Diálogos de Carmelitas, tiene dos dimensiones completamente distintas. De una parte, la documentación sobre los trágicos sucesos que involucraron a una comunidad de monjas de la orden Carmelitas Descalzas en la región de Copiegne, al norte de Francia. De ahí la dureza de esta pieza, quimera elocuente de una sociedad impía.

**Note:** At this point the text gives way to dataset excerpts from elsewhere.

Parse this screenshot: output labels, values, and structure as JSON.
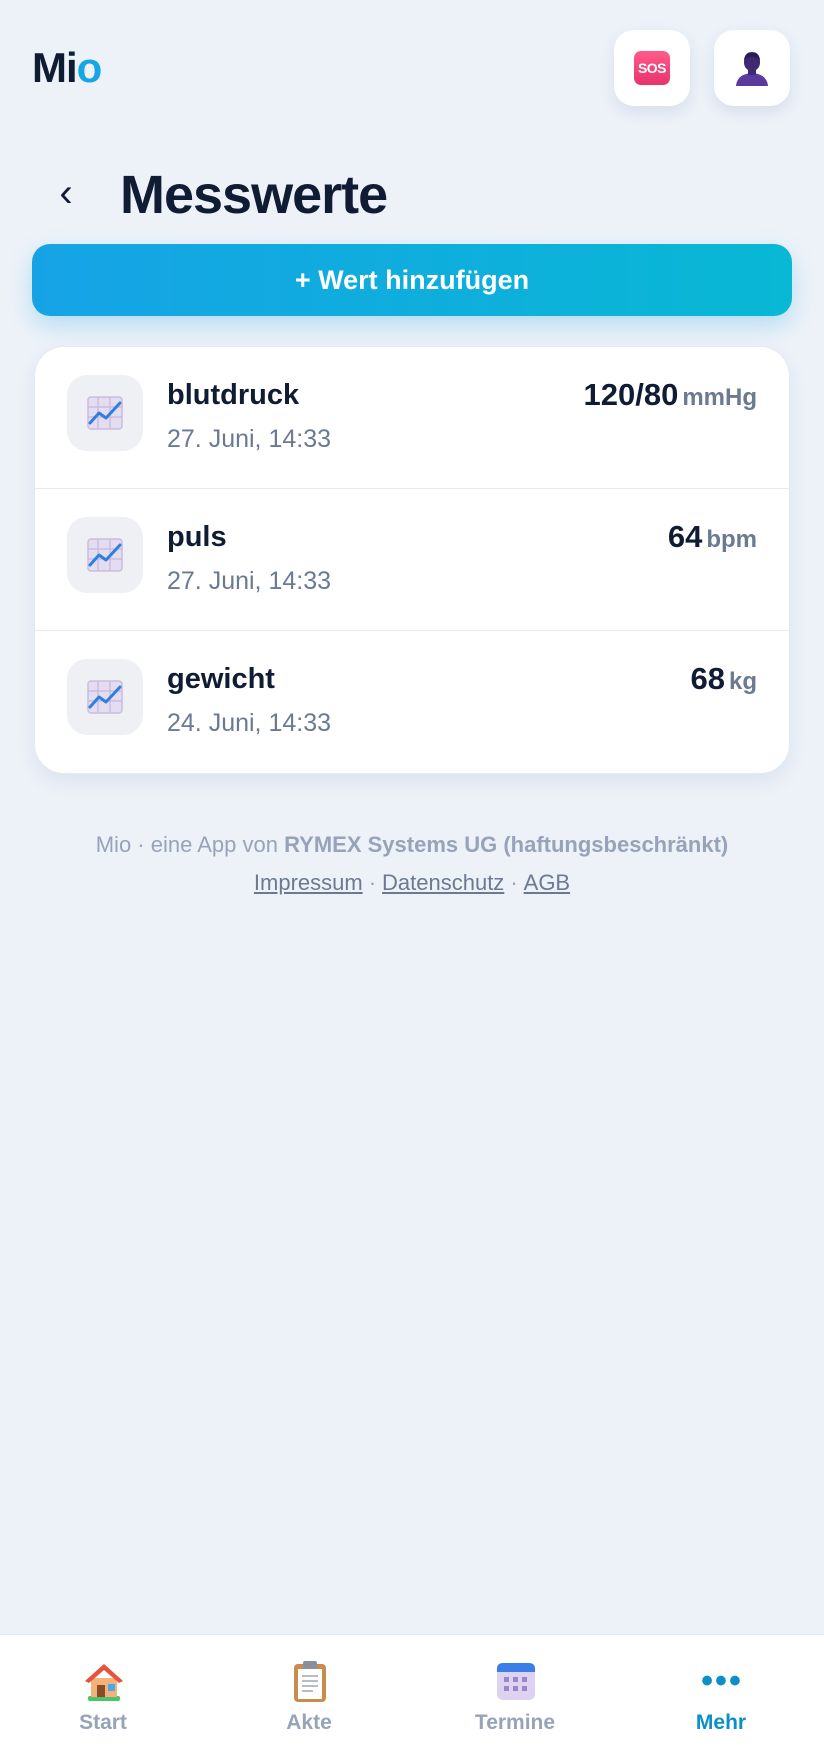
{
  "header": {
    "logo_main": "Mi",
    "logo_accent": "o",
    "sos_label": "SOS",
    "profile_icon": "person-icon"
  },
  "page": {
    "title": "Messwerte",
    "back_icon": "chevron-left-icon",
    "add_button_label": "+ Wert hinzufügen"
  },
  "measurements": [
    {
      "name": "blutdruck",
      "date": "27. Juni, 14:33",
      "value": "120/80",
      "unit": "mmHg",
      "icon": "chart-icon"
    },
    {
      "name": "puls",
      "date": "27. Juni, 14:33",
      "value": "64",
      "unit": "bpm",
      "icon": "chart-icon"
    },
    {
      "name": "gewicht",
      "date": "24. Juni, 14:33",
      "value": "68",
      "unit": "kg",
      "icon": "chart-icon"
    }
  ],
  "footer": {
    "prefix": "Mio · eine App von ",
    "company": "RYMEX Systems UG (haftungsbeschränkt)",
    "links": [
      "Impressum",
      "Datenschutz",
      "AGB"
    ],
    "separator": "·"
  },
  "nav": {
    "items": [
      {
        "label": "Start",
        "icon": "house-icon",
        "active": false
      },
      {
        "label": "Akte",
        "icon": "clipboard-icon",
        "active": false
      },
      {
        "label": "Termine",
        "icon": "calendar-icon",
        "active": false
      },
      {
        "label": "Mehr",
        "icon": "more-dots-icon",
        "active": true
      }
    ],
    "more_glyph": "•••"
  },
  "colors": {
    "background": "#edf2f9",
    "accent": "#16a6e6",
    "active_nav": "#0a8fc7",
    "sos": "#e8336d",
    "text_primary": "#0f1c33",
    "text_muted": "#6b7a92"
  }
}
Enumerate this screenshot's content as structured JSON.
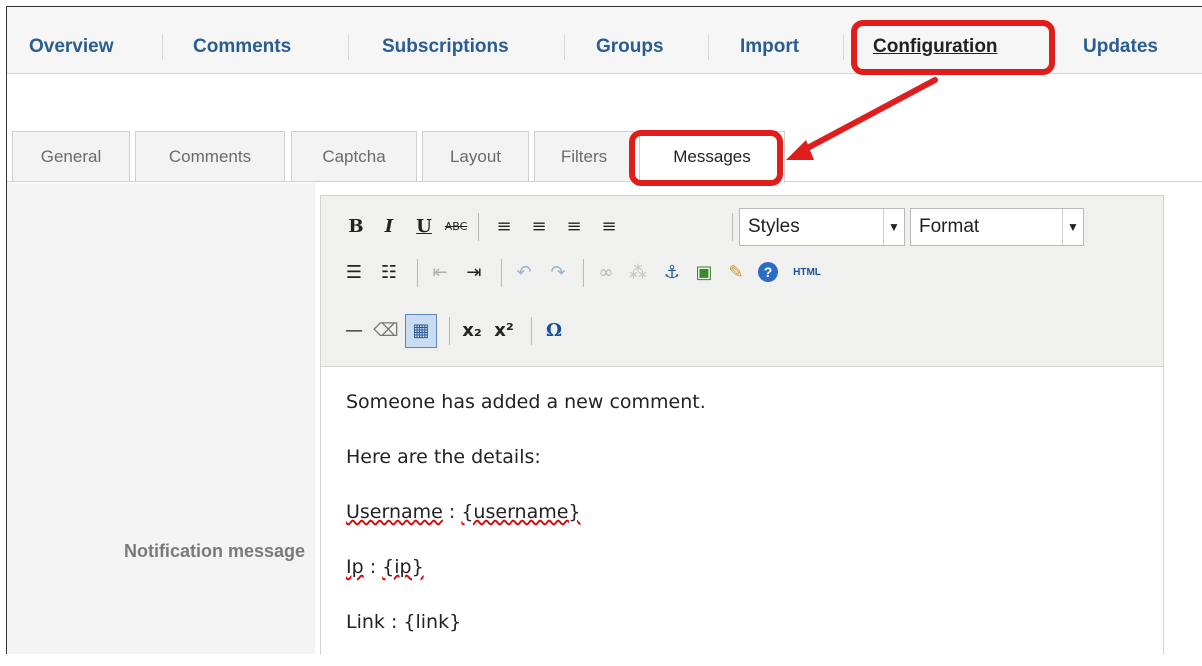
{
  "top_nav": {
    "items": [
      "Overview",
      "Comments",
      "Subscriptions",
      "Groups",
      "Import",
      "Configuration",
      "Updates"
    ],
    "active": "Configuration"
  },
  "sub_tabs": {
    "items": [
      "General",
      "Comments",
      "Captcha",
      "Layout",
      "Filters",
      "Messages"
    ],
    "active": "Messages"
  },
  "form": {
    "field_label": "Notification message"
  },
  "editor": {
    "styles_select": "Styles",
    "format_select": "Format",
    "toolbar_rows": [
      [
        "bold-icon",
        "italic-icon",
        "underline-icon",
        "strikethrough-icon",
        "align-left-icon",
        "align-center-icon",
        "align-right-icon",
        "align-justify-icon"
      ],
      [
        "bullet-list-icon",
        "numbered-list-icon",
        "outdent-icon",
        "indent-icon",
        "undo-icon",
        "redo-icon",
        "link-icon",
        "unlink-icon",
        "anchor-icon",
        "image-icon",
        "cleanup-icon",
        "help-icon",
        "html-icon"
      ],
      [
        "horizontal-rule-icon",
        "eraser-icon",
        "table-icon",
        "subscript-icon",
        "superscript-icon",
        "special-char-icon"
      ]
    ],
    "html_label": "HTML",
    "content": [
      "Someone has added a new comment.",
      "Here are the details:",
      "Username : {username}",
      "Ip : {ip}",
      "Link : {link}"
    ]
  },
  "colors": {
    "accent": "#2a5d91",
    "highlight": "#e01d1d"
  }
}
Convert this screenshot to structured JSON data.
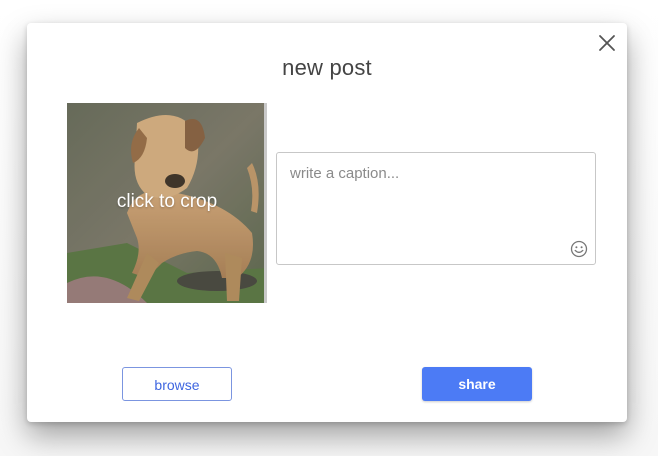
{
  "modal": {
    "title": "new post",
    "close_icon": "close-icon"
  },
  "photo": {
    "overlay_label": "click to crop"
  },
  "caption": {
    "placeholder": "write a caption...",
    "value": "",
    "emoji_icon": "smiley-icon"
  },
  "actions": {
    "browse_label": "browse",
    "share_label": "share"
  },
  "colors": {
    "accent": "#4c7bf5",
    "browse_border": "#7b95e0",
    "title_text": "#444444"
  }
}
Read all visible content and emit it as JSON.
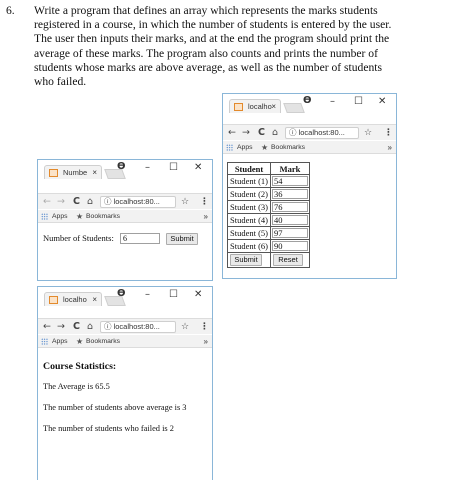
{
  "question": {
    "number": "6.",
    "lines": [
      "Write a program that defines an array which represents the marks students",
      "registered in a course, in which the number of students is entered by the user.",
      "The user then inputs their marks, and at the end the program should print the",
      "average of these marks. The program also counts and prints the number of",
      "students whose marks are above average, as well as the number of students",
      "who failed."
    ]
  },
  "browser": {
    "profile_icon": "profile-icon",
    "min": "–",
    "max": "☐",
    "close": "✕",
    "back": "←",
    "forward": "→",
    "reload": "C",
    "home": "⌂",
    "star": "☆",
    "menu": "⋮",
    "info": "ⓘ",
    "apps": "Apps",
    "bookmarks": "Bookmarks",
    "chevron": "»",
    "tab_close": "×"
  },
  "window1": {
    "tab_title": "Numbe",
    "url": "localhost:80...",
    "field_label": "Number of Students:",
    "field_value": "6",
    "submit_label": "Submit"
  },
  "window2": {
    "tab_title": "localho",
    "url": "localhost:80...",
    "headers": [
      "Student",
      "Mark"
    ],
    "rows": [
      {
        "student": "Student (1)",
        "mark": "54"
      },
      {
        "student": "Student (2)",
        "mark": "36"
      },
      {
        "student": "Student (3)",
        "mark": "76"
      },
      {
        "student": "Student (4)",
        "mark": "40"
      },
      {
        "student": "Student (5)",
        "mark": "97"
      },
      {
        "student": "Student (6)",
        "mark": "90"
      }
    ],
    "submit_label": "Submit",
    "reset_label": "Reset"
  },
  "window3": {
    "tab_title": "localho",
    "url": "localhost:80...",
    "title": "Course Statistics:",
    "average": "The Average is 65.5",
    "above_average": "The number of students above average is 3",
    "failed": "The number of students who failed is 2"
  }
}
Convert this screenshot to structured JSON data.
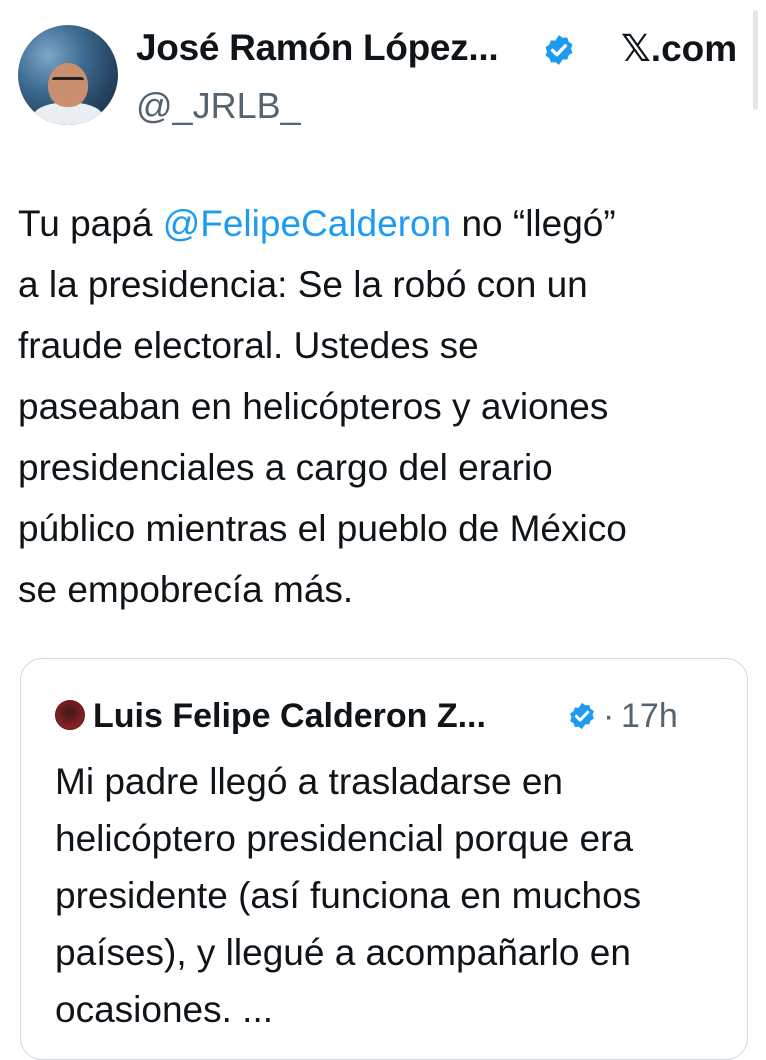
{
  "author": {
    "display_name": "José Ramón López...",
    "handle": "@_JRLB_",
    "verified_icon": "verified-badge-icon"
  },
  "site": {
    "label": "𝕏.com"
  },
  "tweet": {
    "line_1_before": "Tu papá ",
    "mention": "@FelipeCalderon",
    "line_1_after": " no “llegó”",
    "lines": [
      "a la presidencia: Se la robó con un",
      "fraude electoral. Ustedes se",
      "paseaban en helicópteros y aviones",
      "presidenciales a cargo del erario",
      "público mientras el pueblo de México",
      "se empobrecía más."
    ]
  },
  "quoted_tweet": {
    "display_name": "Luis Felipe Calderon Z...",
    "separator": "·",
    "time": "17h",
    "verified_icon": "verified-badge-icon",
    "lines": [
      "Mi padre llegó a trasladarse en",
      "helicóptero presidencial porque era",
      "presidente (así funciona en muchos",
      "países), y llegué a acompañarlo en",
      "ocasiones. ..."
    ]
  },
  "colors": {
    "text": "#0f1419",
    "secondary": "#536471",
    "link": "#1d9bf0",
    "verified": "#1d9bf0",
    "border": "#cfd9de"
  }
}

De otra parte, sin embargo, Diálogos de Carmelitas, es un canto cálido y casi infantil a la «Orden» en cuanto tal, a la vez a las instituciones dependientes de la Iglesia, demostrando un anticlericalismo también infantil. Es muy fácil encontrar unas ingenuas religiosas y un furibundo sacerdote que se establezcan en muestras de los «métodos católicos».
Junto al relato externo de gran sencillez, cuyo mérito principal podría ser la descripción pormenorizada de la rutina diaria, fluye paralelamente otra narración interior, donde radica el drama. En ella se plantea esa tensión, tan frecuente, en que hay que tomar una decisión sobre el propio destino. Los personajes son prisioneras de sí mismas e incluso, socialmente, ya están suicidadas. En esta situación parecen oponerse radicalmente el corazón y la cabeza; el pasado y el futuro, la sugestión y la certidumbre; los valores de unos nuevos estímulos, tal vez ya los últimos de la esplendida femenina, y los de la autenticidad, acreditados por toda una vida. La directora consigue presentar esos planteamientos a base de un constante nerviosismo de la imagen que acompaña a la tensión del drama, siempre bordeando la tragedia. Nunca se pierde el pulso. El suspense se dosifica con exactitud a un análisis cíclico, que obliga al espectador a identificarse con los personajes y a realizar su mismo camino interior. Al final de la historia, todos los personajes «anómalos» habrán desaparecidos, vencidas, ejecutadas, ante la normalidad de la mayoría imperante (los vencedores).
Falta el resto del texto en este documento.